Rise St. Pete, the city’s memorial to the lives lost on 9/11, was dedicated in a brief ceremony Sunday afternoon. A crowd of approximately 100 gathered near the intersection of 22nd Street and 5th Avenue South as the $500,000 project’s founders talked about its beginnings, and the process of bringing it to fruition. They also discussed the symbolism in the memorial’s design.

Scott Neil, a member of the first Special Operations force to engage in Afghanistan in the aftermath of 9/11 – the legendary Horse Soldiers – spearheaded Rise St. Pete in 2018. When a section of New York’s Ground Zero was being prepped for the installation of a Horse Soldier statue, a nine-foot piece of broken steel and concrete was discovered underground.

The two-ton beam, believed to be one of the last remaining pieces of structural World Trade Center steel, was given to Neil and his team, who were then in the process of relocating to St. Petersburg with their company, American Freedom Distillery.

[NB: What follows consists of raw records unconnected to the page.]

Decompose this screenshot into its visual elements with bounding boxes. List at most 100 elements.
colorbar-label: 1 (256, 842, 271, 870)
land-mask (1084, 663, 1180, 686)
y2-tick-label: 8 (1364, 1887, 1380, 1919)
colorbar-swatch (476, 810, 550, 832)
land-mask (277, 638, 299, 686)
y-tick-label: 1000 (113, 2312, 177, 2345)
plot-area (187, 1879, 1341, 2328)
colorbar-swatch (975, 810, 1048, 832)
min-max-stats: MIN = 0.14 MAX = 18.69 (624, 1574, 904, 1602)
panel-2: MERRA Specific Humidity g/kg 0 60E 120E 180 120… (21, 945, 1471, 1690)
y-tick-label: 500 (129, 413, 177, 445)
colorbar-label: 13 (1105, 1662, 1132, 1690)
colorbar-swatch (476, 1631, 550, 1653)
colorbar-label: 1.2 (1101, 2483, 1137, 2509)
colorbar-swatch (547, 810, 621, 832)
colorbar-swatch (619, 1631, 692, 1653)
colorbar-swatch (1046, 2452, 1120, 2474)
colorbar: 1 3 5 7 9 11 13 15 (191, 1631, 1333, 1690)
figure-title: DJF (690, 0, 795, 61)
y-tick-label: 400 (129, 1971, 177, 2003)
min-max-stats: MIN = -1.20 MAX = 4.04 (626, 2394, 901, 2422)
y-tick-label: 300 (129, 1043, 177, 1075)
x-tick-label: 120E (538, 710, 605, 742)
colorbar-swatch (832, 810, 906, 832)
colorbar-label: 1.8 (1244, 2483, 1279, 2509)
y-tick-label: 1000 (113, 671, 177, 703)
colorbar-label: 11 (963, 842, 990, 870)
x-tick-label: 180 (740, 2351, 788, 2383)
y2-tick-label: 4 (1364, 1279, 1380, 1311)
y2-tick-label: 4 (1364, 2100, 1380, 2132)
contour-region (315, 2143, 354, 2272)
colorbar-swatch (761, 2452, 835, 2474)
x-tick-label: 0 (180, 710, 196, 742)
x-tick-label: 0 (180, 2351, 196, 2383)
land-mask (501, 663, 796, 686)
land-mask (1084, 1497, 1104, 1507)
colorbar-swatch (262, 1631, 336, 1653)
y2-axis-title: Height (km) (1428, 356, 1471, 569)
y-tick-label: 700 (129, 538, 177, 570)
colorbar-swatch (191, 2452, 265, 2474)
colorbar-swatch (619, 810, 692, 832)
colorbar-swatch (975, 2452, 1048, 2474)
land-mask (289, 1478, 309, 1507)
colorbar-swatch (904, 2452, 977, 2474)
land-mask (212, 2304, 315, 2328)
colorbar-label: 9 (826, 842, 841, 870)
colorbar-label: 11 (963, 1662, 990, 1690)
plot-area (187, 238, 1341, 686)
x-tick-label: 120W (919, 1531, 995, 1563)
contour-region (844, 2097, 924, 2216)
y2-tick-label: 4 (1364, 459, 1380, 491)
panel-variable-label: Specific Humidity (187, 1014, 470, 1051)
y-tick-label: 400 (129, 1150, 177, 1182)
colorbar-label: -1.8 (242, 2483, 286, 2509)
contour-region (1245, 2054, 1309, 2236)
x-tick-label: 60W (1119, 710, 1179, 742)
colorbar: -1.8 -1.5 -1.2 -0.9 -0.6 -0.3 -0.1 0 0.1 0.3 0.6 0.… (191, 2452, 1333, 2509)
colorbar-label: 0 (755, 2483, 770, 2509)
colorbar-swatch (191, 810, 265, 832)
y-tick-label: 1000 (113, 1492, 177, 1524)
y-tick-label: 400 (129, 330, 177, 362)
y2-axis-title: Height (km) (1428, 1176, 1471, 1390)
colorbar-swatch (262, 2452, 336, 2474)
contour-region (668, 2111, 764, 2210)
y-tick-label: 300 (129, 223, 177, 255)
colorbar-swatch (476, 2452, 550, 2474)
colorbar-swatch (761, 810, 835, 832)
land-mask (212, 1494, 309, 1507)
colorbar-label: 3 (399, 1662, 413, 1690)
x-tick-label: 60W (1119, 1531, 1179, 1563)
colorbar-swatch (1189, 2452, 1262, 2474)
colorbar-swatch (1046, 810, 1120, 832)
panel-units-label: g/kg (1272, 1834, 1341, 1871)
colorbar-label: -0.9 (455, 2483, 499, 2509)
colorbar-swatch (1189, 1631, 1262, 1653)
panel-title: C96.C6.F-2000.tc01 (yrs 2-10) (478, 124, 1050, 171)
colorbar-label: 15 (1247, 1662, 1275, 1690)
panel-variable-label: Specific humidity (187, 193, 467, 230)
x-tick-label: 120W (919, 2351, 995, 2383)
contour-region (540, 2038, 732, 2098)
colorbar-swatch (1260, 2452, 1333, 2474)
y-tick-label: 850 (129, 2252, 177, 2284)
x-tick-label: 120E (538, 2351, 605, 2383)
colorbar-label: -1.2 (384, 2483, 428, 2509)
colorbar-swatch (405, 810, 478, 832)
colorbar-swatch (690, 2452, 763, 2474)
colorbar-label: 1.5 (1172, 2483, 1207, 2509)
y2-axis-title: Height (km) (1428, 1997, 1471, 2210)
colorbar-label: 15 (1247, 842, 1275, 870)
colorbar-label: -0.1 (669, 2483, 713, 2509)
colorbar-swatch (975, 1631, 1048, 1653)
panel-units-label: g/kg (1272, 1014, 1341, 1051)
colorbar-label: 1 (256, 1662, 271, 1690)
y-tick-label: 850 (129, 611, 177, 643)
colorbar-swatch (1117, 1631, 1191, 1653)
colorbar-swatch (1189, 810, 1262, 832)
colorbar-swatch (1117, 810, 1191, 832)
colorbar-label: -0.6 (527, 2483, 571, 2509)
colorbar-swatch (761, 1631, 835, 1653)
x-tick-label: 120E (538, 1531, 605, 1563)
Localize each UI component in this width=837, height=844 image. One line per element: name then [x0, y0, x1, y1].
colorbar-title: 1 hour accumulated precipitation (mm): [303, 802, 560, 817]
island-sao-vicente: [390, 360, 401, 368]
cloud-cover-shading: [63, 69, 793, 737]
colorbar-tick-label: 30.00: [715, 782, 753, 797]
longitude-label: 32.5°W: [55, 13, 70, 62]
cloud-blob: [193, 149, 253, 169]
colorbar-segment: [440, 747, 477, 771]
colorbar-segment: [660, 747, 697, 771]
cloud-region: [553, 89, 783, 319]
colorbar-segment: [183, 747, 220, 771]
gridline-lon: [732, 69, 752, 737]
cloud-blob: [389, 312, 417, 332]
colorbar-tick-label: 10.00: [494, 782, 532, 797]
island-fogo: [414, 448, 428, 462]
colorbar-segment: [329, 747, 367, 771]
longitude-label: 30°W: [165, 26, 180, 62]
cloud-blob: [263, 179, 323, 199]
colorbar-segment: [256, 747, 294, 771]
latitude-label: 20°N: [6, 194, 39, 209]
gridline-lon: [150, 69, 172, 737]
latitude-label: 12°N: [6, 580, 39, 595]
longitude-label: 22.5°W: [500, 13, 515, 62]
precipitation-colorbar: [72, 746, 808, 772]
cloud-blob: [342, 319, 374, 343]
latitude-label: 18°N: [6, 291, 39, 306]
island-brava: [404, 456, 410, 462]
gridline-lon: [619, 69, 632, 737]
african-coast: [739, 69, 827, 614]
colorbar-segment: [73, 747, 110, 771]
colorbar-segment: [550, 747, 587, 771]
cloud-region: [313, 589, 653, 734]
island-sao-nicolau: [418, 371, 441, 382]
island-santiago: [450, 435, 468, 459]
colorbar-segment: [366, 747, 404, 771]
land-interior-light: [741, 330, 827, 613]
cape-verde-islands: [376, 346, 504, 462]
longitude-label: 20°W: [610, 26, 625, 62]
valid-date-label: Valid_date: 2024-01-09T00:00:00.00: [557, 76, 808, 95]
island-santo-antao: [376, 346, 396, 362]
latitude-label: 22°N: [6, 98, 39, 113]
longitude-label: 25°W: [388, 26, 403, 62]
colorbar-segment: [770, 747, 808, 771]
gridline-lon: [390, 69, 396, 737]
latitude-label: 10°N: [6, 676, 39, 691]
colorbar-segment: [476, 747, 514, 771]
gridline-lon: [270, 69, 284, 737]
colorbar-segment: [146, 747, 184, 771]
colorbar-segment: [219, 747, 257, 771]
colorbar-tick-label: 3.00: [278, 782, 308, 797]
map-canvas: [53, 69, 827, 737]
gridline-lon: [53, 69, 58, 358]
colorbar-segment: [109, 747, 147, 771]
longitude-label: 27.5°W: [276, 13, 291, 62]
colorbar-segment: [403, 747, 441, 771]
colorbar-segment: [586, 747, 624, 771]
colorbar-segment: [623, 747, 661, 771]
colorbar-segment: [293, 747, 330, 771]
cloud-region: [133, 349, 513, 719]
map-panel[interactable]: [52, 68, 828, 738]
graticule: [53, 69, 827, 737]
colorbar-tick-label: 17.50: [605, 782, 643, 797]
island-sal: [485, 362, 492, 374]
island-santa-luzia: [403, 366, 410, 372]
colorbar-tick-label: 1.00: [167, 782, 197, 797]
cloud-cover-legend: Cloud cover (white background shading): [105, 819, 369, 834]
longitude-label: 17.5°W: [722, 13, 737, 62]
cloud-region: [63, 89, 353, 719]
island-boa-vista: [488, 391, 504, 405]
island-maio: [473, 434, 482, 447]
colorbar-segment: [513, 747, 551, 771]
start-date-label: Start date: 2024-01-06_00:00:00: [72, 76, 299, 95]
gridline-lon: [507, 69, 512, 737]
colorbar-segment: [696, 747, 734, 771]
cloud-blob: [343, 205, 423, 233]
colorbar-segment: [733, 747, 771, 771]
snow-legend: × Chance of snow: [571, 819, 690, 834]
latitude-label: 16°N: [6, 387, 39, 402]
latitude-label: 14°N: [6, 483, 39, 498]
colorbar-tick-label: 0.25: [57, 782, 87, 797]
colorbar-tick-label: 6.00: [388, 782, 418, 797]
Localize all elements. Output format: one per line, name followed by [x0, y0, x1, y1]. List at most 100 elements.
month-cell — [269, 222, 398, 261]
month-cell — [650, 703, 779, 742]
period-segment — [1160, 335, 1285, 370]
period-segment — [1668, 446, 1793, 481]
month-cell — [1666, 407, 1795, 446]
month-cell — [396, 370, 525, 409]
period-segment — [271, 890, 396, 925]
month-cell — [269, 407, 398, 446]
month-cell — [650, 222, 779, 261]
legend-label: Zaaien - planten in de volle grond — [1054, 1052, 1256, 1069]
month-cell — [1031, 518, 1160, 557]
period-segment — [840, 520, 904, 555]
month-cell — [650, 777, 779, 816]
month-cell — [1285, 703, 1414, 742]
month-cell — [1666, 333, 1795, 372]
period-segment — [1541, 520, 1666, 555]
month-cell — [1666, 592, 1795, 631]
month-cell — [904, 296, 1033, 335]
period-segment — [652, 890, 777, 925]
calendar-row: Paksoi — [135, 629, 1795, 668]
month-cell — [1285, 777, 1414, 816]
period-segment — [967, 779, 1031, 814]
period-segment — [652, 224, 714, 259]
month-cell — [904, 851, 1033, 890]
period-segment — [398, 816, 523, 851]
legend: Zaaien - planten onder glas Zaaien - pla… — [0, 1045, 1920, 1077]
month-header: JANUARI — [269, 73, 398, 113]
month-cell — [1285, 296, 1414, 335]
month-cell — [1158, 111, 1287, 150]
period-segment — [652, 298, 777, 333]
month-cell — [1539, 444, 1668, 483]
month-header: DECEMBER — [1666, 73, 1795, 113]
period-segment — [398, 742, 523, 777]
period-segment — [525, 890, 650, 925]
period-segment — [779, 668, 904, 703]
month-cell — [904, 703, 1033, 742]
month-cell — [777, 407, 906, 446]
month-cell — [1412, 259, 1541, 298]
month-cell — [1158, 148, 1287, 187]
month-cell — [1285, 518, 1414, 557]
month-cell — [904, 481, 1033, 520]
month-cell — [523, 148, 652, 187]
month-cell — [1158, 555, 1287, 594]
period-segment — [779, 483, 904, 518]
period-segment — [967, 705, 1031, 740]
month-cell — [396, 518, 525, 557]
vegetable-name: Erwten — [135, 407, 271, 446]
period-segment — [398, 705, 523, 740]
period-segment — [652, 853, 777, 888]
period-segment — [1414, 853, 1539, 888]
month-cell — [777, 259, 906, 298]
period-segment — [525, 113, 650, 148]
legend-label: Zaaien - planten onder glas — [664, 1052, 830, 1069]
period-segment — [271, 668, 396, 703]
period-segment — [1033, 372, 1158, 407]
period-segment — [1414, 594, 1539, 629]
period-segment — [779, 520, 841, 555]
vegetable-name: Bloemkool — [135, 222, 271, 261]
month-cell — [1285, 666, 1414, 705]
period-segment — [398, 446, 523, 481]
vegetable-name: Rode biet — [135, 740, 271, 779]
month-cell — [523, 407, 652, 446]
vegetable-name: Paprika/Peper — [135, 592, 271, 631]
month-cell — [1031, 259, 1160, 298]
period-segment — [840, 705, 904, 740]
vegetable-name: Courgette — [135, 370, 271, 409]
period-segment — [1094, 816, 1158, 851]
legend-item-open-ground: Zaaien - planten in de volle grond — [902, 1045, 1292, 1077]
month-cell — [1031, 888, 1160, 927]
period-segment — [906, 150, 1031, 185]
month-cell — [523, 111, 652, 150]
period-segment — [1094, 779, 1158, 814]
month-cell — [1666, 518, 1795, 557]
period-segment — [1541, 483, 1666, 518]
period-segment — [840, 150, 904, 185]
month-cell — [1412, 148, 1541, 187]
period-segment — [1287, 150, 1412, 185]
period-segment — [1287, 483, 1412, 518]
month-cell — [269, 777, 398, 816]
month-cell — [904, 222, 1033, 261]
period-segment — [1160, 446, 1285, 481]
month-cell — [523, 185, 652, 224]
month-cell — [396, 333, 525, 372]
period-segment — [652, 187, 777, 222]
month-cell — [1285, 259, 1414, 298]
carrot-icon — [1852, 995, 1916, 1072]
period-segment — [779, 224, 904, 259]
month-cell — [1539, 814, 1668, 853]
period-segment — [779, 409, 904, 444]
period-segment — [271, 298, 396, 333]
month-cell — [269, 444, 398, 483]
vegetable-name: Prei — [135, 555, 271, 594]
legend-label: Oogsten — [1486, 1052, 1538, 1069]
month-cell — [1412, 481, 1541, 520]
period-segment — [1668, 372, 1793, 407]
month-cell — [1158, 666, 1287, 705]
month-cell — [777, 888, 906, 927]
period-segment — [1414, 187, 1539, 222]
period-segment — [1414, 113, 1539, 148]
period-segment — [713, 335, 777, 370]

RELATED STORY: St. Pete’s 9-11 memorial to rise in September

The recovered beam forms the centerpiece of the memorial, which is in the Warehouse Arts District. Sculptor Mark Aeling, president of the Warehouse Arts District Association, designed and crafted the 25-foot-tall copper bird’s wing that rises behind the beam, which is itself mounted on a stone pylon.

Neil and Aeling spoke during Sunday’s dedication, along with Ron Schlosser, treasurer of the nonprofit Rise St. Pete organization, and St. Petersburg Poet Laureate Helen Pruitt Wallace, whose poem Rise is carved into the pylon.

The memorial’s domed background – symbolizing the rising sun of a new day – features a mosaic of blue tiles created by local artists – and children.

“There’s going to have to be a lot of storytelling here for our children,” Neil said. “Because they have no emotion and no memory of what we experienced on 9-11.

“It’s up to us to come here and tell more stories. And the last project I would like to see come out of this is a website that has interviews – of citizens, of soldiers, of those people affected by 9-11. Because that will endure, along with this project.”

The A-team: General contractor Rod Huffman, left, Rise St. Pete treasurer Ron Schlosser, sculptor Mark Aeling and Rise president (and project founder) Scott Neil.